Cloud Security Landscape

Cloud computing is becoming essential infrastructure, but security challenges are growing; regulations such as the Cybersecurity Law and the Multi‑Level Protection Scheme require cloud providers to offer security mechanisms across IaaS, PaaS, and SaaS.

QingCloud Security Resource Pool

QingCloud provides a security resource pool built on a trusted cloud platform that offers self‑service security components—including host protection, bastion host, audit, WAF, and security posture—isolated per tenant.

Key Features

Self‑service: Tenants can customize specifications, quantity, and performance of security components.

Performance guarantee: Elastic scaling, load balancing, and EIP integration ensure high‑throughput protection.

Open architecture: SDN orchestration allows integration of third‑party security pools and devices.

Implementation Challenges

Control plane: Integrating numerous security product APIs and consoles for tenant‑level configuration and monitoring is complex.

Data‑flow plane: Orchestrating east‑west and north‑south traffic through multiple security components while maintaining low latency and avoiding single points of failure is difficult.

Architecture

The solution consists of three core parts: an SDN unified control platform, an MCN (multi‑cloud network) component, and various security resource pools.

Unified control platform: Registers and manages security product APIs, exposing them to tenants for policy delivery, alarm, and log collection.

MCN: A software‑defined network that interconnects clouds and routes traffic through selected security devices.

The VG component provides internet egress, EIP binding, and load balancing.

SDN Security Service Orchestration Value

SDN orchestration enables flexible deployment scenarios such as operational access via bastion host, business protection with IDS/IPS, and multi‑layer defense by combining different security technologies.

Use Cases

North‑south: Traffic from a VM passes through a virtual next‑generation firewall, then a hardware IPS, before reaching the internet.

East‑west: Inter‑VPC traffic is forced through a bastion host for authentication and audit before reaching the target VM.

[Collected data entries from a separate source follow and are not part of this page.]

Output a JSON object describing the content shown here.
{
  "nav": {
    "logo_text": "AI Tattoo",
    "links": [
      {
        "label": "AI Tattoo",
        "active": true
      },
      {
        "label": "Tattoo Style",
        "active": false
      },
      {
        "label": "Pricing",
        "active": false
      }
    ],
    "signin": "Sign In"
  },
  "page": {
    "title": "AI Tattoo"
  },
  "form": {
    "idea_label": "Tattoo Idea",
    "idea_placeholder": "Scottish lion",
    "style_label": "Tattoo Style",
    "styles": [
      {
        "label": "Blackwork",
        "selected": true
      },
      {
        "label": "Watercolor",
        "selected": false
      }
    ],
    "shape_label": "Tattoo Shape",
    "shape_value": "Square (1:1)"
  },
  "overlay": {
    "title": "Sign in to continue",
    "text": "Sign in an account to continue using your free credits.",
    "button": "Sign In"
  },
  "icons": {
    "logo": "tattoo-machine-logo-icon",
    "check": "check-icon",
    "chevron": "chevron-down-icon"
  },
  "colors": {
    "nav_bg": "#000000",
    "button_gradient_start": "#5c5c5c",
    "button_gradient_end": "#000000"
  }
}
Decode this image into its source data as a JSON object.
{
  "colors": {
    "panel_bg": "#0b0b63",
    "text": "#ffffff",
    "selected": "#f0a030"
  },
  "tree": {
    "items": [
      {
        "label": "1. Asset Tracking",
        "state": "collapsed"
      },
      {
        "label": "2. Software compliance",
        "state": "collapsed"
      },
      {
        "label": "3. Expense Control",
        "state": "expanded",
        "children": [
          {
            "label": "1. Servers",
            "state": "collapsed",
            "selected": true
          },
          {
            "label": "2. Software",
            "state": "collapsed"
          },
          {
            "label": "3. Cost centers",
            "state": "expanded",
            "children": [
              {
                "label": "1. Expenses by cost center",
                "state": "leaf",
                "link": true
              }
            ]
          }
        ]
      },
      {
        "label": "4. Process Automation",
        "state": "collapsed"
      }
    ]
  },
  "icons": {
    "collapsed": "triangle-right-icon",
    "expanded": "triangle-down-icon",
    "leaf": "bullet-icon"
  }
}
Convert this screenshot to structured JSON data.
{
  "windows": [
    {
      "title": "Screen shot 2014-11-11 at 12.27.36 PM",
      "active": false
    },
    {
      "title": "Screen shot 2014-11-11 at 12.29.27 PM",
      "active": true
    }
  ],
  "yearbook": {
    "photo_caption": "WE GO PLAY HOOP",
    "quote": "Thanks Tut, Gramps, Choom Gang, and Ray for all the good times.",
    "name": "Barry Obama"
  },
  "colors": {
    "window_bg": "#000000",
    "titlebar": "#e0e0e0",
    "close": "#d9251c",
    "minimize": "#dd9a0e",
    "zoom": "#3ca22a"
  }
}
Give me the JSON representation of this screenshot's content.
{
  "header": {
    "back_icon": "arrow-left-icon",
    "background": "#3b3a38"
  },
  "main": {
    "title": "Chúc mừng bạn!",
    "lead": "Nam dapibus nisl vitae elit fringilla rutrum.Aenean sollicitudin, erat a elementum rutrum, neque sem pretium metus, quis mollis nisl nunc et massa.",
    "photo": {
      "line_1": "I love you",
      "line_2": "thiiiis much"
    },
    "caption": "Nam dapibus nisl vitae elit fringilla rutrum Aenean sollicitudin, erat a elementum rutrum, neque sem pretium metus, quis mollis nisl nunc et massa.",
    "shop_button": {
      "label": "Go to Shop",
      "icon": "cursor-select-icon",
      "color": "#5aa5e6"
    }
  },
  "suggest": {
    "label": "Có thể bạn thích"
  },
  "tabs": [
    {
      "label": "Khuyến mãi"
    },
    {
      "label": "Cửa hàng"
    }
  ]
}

Hybrid: Internet‑to‑VM traffic traverses a virtual firewall and a physical IPS using EIP, achieving mixed‑mode protection.

Advantages

Open architecture for third‑party integration.

Security resource pool with trusted environment, elastic resources, and one‑click delivery.

Consistent operation experience across QingCloud resources.

Intelligent orchestration that bridges traditional networks, security devices, and heterogeneous resources.